Après l’attentat de Notre-Dame, le « monsieur sécurité » des Républicains avait préconisé de créer un camp de « Guantánamo à la française » pour y enfermer les terroristes.
Une idée vivement condamnée par le maire de Nice Christian Estrosi : « c’est un lieu de torture, où sont bafoués les Droits de l’homme. Alors utiliser les méthodes de Guantánamo que la plupart des démocraties dénoncent, je n’adhère pas. »
Avant d’enfoncer le clou :
"La pire des choses serait que l’on se laisse entraîner dans le populisme. Il faut de la fermeté, mais il ne faut pas faire n’importe quoi. Pas d’emballement, pas de surenchère"
Christian Estrosi sur Éric Ciotti
Une autre prise de position avait créé la stupeur quelques semaines auparavant.
« Il faut que la police puisse tirer.
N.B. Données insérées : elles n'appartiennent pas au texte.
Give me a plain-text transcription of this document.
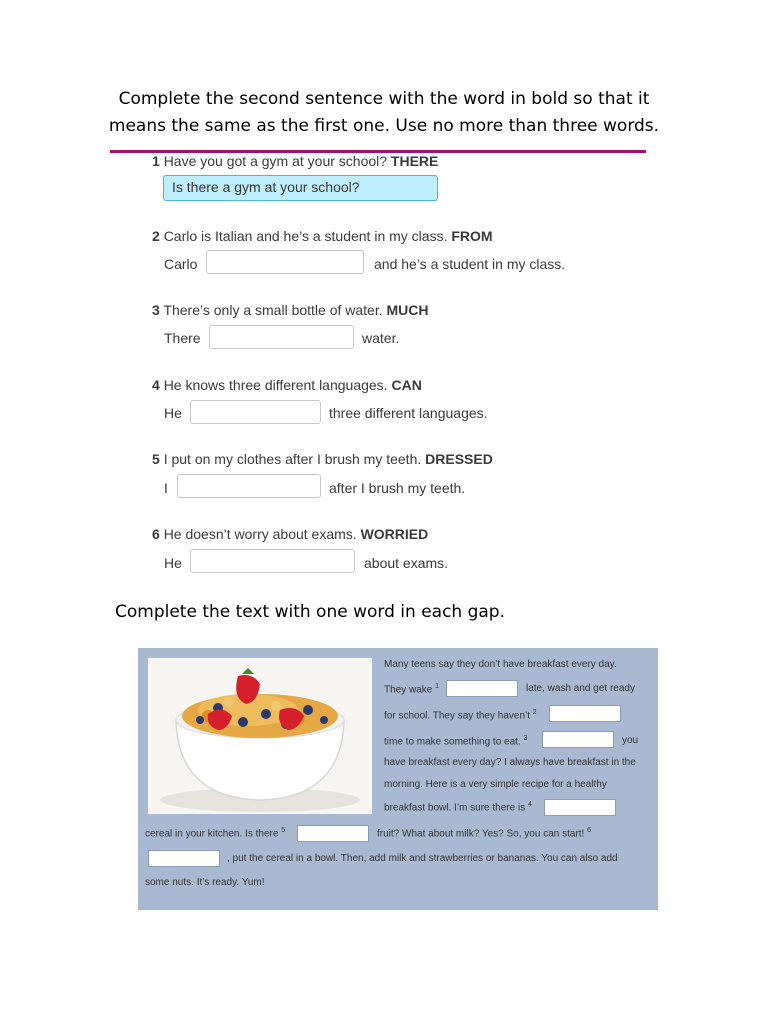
Complete the second sentence with the word in bold so that it
means the same as the first one. Use no more than three words.
1 Have you got a gym at your school? THERE
Is there a gym at your school?
2 Carlo is Italian and he’s a student in my class. FROM
Carlo	and he’s a student in my class.
3 There’s only a small bottle of water. MUCH
There	water.
4 He knows three different languages. CAN
He	three different languages.
5 I put on my clothes after I brush my teeth. DRESSED
I	after I brush my teeth.
6 He doesn’t worry about exams. WORRIED
He	about exams.
Complete the text with one word in each gap.
Many teens say they don’t have breakfast every day.
They wake $^1$	late, wash and get ready
for school. They say they haven’t $^2$
time to make something to eat. $^3$	you
have breakfast every day? I always have breakfast in the
morning. Here is a very simple recipe for a healthy
breakfast bowl. I’m sure there is $^4$
cereal in your kitchen. Is there $^5$	fruit? What about milk? Yes? So, you can start! $^6$
, put the cereal in a bowl. Then, add milk and strawberries or bananas. You can also add
some nuts. It’s ready. Yum!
La racaille doit être éradiquée quoi qu’il en coûte ! » lançait Éric Ciotti sur Twitter le 12 octobre dernier, à propos d’une bande de jeunes qui avait attaqué un commissariat dans le Val-de-Marne avec du mortier d’artifice.
« Même chez nous, on ne pouvait pas renchérir. Il y a des limites » confiait un élu RN azuréen à Nice-Presse il y a quelques jours.